An Introduction to Our Girls’ Leadership Forum: Let Women Lead!

“Half the Sky” and All that Follows

In the month before the United States elects its 45th president, the possibility of having a female in the highest position of leadership in the U.S. is on the minds of most Americans. And, while the election has highlighted the progress made by women in the past 100 years, it has also unmasked just how far the U.S. has yet to go. All the unspoken biases against women — the national reluctance to accept women as leaders — are no longer unspoken. The news is full of sexist rhetoric, targeting Hillary for her clothing, her hair, her age, her lack of “stamina”– all barriers set up to disguise the real problem, that she is a woman.

I know that this societal inability to see women as leaders is not a problem limited to the United States; it is a global phenomenon, reflecting all women to varying degrees.
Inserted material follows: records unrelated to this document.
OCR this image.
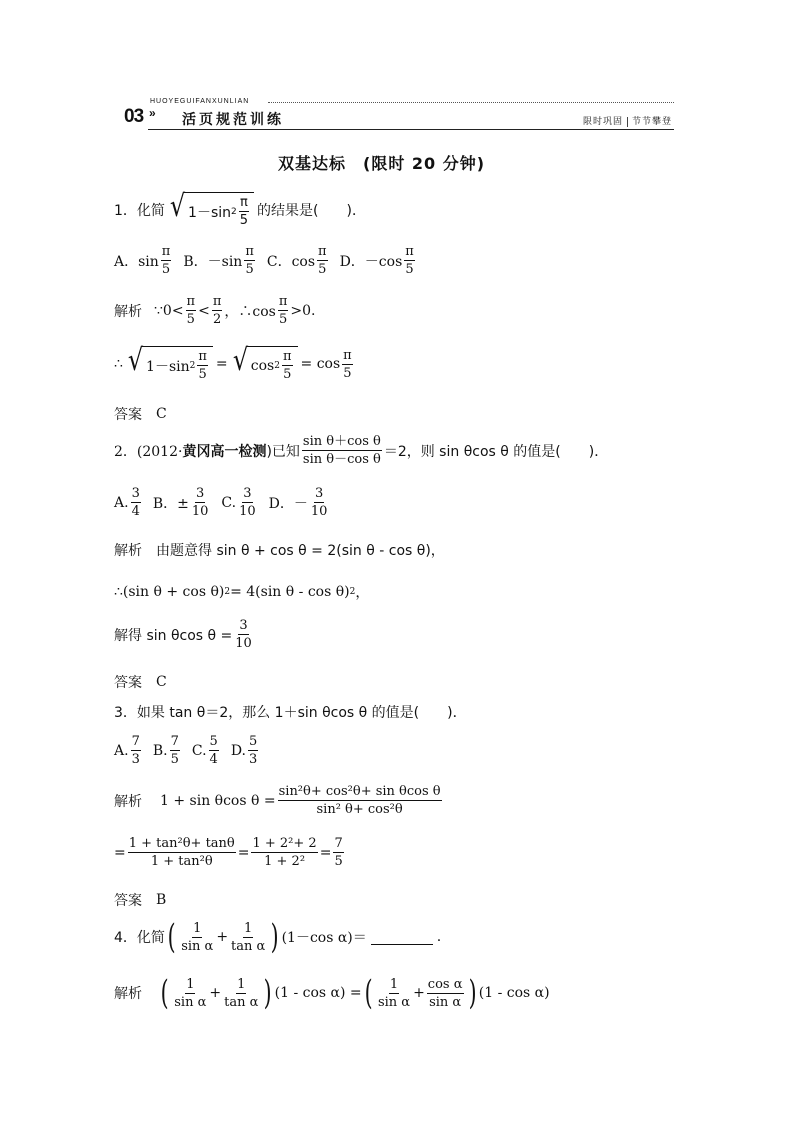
03 »
HUOYEGUIFANXUNLIAN
活页规范训练	限时巩固 节节攀登
双基达标　(限时 20 分钟)
1．化简 √ 1－sin $2 \frac{\pi}{5}$ 的结果是(　　)．
A．$\sin \frac{\pi}{5}$ B．$-\sin \frac{\pi}{5}$ C．$\cos \frac{\pi}{5}$ D．$-\cos \frac{\pi}{5}$
解析 ∵0< $\frac{\pi}{5} < \frac{\pi}{2}$ ，∴cos $\frac{\pi}{5} >0$.
∴ √ 1－sin $2 \frac{\pi}{5}$ = √ $\cos 2 \frac{\pi}{5} = \cos \frac{\pi}{5}$
答案 C
2．(2012· 黄冈高一检测 )已知 $\frac{\text{sin θ＋cos θ}}{\text{sin θ－cos θ}} =2$，则 sin θcos θ 的值是(　　)．
A. $\frac{3}{4}$ B．± $\frac{3}{10} C$. $\frac{3}{10}$ D．－ $\frac{3}{10}$
解析 由题意得 sin θ + cos θ = 2(sin θ - cos θ)，
∴(sin θ + cos θ) 2 = 4(sin θ - cos θ) 2 ，
解得 sin θcos $\theta = \frac{3}{10}$
答案 C
3．如果 tan θ＝2，那么 1＋sin θcos θ 的值是(　　)．
A. $\frac{7}{3} B$. $\frac{7}{5} C$. $\frac{5}{4} D$. $\frac{5}{3}$
解析 1 + sin θcos $\theta = \frac{\text{sin²θ+ cos²θ+ sin θcos θ}}{\text{sin² θ+ cos²θ}}$
= $\frac{\text{1 + tan²θ+ tanθ}}{\text{1 + tan²θ}} = \frac{\text{1 + 2²+ 2}}{\text{1 + 2²}} = \frac{7}{5}$
答案 B
4．化简 ( $\frac{1}{\text{sin α}} + \frac{1}{\text{tan α}}$ ) (1－cos α)＝	.
解析 ( $\frac{1}{\text{sin α}} + \frac{1}{\text{tan α}}$ ) (1 - cos α) = ( $\frac{1}{\text{sin α}} + \frac{\text{cos α}}{\text{sin α}}$ ) (1 - cos α)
Yet, women also have the responsibility to force change and to fight for the leadership positions women deserve.

My freshman year of high school, after the second school election in a row where all boys were elected to student government and honor committee, I wanted to have a gradewide conversation about what those results meant. What was supposed to be an important discussion on how we view women and leadership, and what it meant not to elect a single girl from a pool of equally qualified female candidates, blew up. Not only was it disheartening and at times hurtful to have so many boys pitted against me and the other girls for having tried to discuss the elections, but more than anything else, it was the fact that so many other girls joined in the personal attacks against those fighting to reveal the blatant sexism that had occurred during those elections.

“Women hold up half the sky,” and with that, we have the responsibility to support each other. We have the responsibility to highlight the power of our gender, and to feature those brave voices that call for leadership and equality. That is the purpose of this forum — to underline the women who are leading their families, communities, societies, and workplaces — to show girls that all over the world, there are women breaking down the barriers between their gender and their dreams of leadership.